Melica brasiliana

Scientific classification
- Kingdom: Plantae
- Clade: Tracheophytes
- Clade: Angiosperms
- Clade: Monocots
- Clade: Commelinids
- Order: Poales
- Family: Poaceae
- Subfamily: Pooideae
- Genus: Melica
- Species: M. brasiliana
- Binomial name: Melica brasiliana Ard.

= Melica brasiliana =

- Genus: Melica
- Species: brasiliana
- Authority: Ard.

Species of grass

Melica brasiliana, is a grass species in the family Poaceae that is endemic to Brazil and southern South America.

==Description==
The species is perennial with elongated rhizomes. Its culms are 30–60 cm long. Culm-internodes scaberulous with leaf-sheaths are tubular with one of their length being closed. They are also erect and connate. Its eciliate membrane is 2–8 mm long with leaf-blades being lanceolate, stiff, and are 3–17 mm long and 3.5–9 mm wide.

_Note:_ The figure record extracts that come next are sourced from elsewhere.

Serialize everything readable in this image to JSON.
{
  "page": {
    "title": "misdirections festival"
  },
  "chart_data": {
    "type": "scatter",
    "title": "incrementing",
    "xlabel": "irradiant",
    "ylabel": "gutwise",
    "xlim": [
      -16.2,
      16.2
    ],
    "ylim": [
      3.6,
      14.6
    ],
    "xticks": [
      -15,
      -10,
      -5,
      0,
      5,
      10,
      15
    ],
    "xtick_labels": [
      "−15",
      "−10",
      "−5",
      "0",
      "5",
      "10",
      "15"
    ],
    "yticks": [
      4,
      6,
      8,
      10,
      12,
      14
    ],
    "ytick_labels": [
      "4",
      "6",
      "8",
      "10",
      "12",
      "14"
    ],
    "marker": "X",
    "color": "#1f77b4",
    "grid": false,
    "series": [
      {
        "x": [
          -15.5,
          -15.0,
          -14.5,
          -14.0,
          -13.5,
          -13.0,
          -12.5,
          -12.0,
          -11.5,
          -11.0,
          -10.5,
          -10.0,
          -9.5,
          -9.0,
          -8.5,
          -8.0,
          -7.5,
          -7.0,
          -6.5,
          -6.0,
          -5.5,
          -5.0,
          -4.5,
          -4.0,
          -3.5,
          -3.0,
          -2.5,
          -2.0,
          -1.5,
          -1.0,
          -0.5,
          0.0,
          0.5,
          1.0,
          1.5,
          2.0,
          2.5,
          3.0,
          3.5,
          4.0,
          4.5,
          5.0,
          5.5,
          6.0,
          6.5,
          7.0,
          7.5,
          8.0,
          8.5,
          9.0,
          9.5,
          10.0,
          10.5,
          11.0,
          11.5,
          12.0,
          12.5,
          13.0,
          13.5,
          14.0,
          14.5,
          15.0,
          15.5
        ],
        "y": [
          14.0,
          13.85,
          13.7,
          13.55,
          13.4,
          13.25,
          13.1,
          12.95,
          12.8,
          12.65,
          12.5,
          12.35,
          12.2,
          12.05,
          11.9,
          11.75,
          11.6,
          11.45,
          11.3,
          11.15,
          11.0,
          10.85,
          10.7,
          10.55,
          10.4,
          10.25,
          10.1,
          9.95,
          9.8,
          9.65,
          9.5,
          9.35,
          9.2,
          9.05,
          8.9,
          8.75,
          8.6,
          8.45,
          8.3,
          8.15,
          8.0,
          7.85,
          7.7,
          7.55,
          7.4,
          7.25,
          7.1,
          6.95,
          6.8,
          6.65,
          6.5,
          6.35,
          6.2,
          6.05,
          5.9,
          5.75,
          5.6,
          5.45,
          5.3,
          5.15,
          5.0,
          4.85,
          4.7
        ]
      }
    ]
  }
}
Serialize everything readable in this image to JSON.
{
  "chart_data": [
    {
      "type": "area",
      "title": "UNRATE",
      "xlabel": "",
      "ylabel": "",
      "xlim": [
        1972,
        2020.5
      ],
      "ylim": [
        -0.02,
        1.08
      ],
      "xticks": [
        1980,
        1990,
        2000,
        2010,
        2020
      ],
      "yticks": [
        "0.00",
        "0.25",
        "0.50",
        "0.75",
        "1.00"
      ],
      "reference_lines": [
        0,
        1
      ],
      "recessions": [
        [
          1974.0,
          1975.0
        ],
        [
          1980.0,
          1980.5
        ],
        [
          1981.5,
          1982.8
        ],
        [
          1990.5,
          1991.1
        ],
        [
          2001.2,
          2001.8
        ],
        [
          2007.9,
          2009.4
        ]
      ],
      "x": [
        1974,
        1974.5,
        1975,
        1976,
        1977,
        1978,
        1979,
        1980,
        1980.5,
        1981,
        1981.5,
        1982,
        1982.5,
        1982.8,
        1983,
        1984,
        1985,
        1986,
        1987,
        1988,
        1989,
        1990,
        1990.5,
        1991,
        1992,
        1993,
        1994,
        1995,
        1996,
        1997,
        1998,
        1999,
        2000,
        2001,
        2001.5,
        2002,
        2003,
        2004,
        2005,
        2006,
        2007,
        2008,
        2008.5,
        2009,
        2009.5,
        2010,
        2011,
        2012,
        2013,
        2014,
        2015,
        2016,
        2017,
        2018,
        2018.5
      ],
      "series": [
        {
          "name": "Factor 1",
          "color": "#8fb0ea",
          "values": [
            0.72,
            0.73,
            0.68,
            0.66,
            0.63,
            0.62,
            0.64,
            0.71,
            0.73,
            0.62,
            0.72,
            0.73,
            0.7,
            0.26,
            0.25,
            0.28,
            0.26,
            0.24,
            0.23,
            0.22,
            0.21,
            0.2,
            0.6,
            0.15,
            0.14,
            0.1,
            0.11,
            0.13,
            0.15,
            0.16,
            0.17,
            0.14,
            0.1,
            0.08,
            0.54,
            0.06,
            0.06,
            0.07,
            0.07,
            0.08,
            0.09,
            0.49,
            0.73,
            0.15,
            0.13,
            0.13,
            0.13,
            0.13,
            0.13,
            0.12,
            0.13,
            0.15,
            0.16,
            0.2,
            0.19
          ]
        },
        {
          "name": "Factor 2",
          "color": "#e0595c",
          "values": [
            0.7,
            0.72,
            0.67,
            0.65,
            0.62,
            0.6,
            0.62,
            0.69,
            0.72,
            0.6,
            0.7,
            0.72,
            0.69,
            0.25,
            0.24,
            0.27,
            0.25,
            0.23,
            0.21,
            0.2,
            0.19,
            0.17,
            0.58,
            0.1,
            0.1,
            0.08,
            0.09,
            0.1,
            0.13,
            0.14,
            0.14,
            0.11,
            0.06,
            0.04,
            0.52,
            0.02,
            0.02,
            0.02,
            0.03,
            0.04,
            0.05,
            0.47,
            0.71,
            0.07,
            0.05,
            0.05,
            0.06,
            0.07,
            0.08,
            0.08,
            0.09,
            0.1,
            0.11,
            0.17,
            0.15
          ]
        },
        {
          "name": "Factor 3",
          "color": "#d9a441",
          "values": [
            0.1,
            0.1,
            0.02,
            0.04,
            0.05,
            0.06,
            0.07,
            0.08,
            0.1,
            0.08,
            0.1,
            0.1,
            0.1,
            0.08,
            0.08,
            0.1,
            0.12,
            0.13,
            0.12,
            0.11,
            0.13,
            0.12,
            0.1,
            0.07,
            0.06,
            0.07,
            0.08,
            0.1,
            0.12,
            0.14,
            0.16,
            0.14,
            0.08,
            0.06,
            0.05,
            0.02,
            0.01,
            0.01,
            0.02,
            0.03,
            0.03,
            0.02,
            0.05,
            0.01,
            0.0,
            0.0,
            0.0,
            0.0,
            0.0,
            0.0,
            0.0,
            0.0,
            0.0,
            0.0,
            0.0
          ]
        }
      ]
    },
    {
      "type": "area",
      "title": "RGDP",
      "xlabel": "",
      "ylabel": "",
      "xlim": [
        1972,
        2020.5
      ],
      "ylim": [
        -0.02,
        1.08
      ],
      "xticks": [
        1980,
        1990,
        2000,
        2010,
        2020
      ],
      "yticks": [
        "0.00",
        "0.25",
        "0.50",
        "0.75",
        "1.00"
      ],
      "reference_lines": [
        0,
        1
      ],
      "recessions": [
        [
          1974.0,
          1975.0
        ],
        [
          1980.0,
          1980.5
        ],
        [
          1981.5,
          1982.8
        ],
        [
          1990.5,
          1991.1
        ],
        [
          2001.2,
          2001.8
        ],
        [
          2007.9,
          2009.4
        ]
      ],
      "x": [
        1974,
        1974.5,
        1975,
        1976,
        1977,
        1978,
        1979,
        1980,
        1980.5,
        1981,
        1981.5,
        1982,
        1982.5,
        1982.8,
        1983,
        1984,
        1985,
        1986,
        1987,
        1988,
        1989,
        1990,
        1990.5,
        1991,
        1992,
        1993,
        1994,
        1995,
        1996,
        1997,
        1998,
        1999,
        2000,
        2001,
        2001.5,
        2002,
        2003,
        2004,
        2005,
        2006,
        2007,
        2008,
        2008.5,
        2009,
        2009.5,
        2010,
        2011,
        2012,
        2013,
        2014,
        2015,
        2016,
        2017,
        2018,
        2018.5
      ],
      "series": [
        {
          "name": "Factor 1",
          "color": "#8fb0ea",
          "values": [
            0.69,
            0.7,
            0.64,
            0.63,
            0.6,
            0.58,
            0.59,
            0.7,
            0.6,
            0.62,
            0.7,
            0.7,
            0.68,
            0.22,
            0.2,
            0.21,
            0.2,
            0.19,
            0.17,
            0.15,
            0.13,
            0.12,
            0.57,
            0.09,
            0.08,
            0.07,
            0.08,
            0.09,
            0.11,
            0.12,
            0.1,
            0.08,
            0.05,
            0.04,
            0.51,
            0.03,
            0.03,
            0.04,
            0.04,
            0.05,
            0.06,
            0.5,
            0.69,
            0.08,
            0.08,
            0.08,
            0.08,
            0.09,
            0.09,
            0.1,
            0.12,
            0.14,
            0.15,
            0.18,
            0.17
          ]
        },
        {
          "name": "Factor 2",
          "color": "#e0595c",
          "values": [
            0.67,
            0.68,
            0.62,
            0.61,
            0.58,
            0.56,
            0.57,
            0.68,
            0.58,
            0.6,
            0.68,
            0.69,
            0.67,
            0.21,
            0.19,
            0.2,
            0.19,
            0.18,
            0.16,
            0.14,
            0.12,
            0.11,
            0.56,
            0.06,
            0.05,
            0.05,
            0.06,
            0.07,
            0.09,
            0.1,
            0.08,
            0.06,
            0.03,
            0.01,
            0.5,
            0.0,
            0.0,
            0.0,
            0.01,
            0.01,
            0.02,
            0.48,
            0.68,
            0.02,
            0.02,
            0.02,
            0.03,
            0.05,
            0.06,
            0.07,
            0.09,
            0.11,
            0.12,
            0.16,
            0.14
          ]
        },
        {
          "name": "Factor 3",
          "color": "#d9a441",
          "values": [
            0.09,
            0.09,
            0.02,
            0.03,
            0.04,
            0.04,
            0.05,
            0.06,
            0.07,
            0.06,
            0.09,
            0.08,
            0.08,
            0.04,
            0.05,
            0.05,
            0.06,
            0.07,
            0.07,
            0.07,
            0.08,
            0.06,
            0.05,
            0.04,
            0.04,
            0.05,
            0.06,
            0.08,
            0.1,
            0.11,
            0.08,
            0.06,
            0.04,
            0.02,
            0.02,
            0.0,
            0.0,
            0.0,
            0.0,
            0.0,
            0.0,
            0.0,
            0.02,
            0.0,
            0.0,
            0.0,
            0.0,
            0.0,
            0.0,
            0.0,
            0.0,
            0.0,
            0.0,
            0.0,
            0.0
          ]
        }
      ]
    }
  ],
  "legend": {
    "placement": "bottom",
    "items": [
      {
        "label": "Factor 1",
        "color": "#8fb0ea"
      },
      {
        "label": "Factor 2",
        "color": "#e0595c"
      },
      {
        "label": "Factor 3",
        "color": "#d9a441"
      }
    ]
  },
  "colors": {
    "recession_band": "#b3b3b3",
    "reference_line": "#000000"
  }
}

They also have scabrous margins with apex. The panicle branches are oblong, scaberulous, and are 8–22 cm long by 2 cm wide. Its spikelets are obovate, pendulous, solitary and are 11–17 mm long. Fertile spikelets have hairy, pubescent, curved and filiformed pedicels. Florets are diminished with callus being pubescent as well. The species have a smooth rachilla.

Its lemma have ribbed lateral veins, 0.7–1.2 mm long hairs and have acute apex. It also has a pilose and scaberulous surface. Fertile lemma is chartaceous, elliptic and is 7–10 mm long. Sterile floret is 4 mm long and is also barren, cuneate, and is clumped. Lower glumes are obovate and are 11–17 mm long while the upper glumes are lanceolate and are 8.5–13 mm long. Both the lower and upper glumes are keelless and chartaceous, but have different apexes. The upper glume apex is obtuse while the lower glumes is acute. They also have purple coloured hyaline margins. Palea have ciliolate keels. Flowers are fleshy, oblong, truncate, are growing together and are 0.4 mm long. Flowers' 3 anthers are 2 mm long with 2 lodicules. Fruits are dark brown in colour, ellipsoid, have an additional pericarp and are 3–3.5 mm long with linear hilum.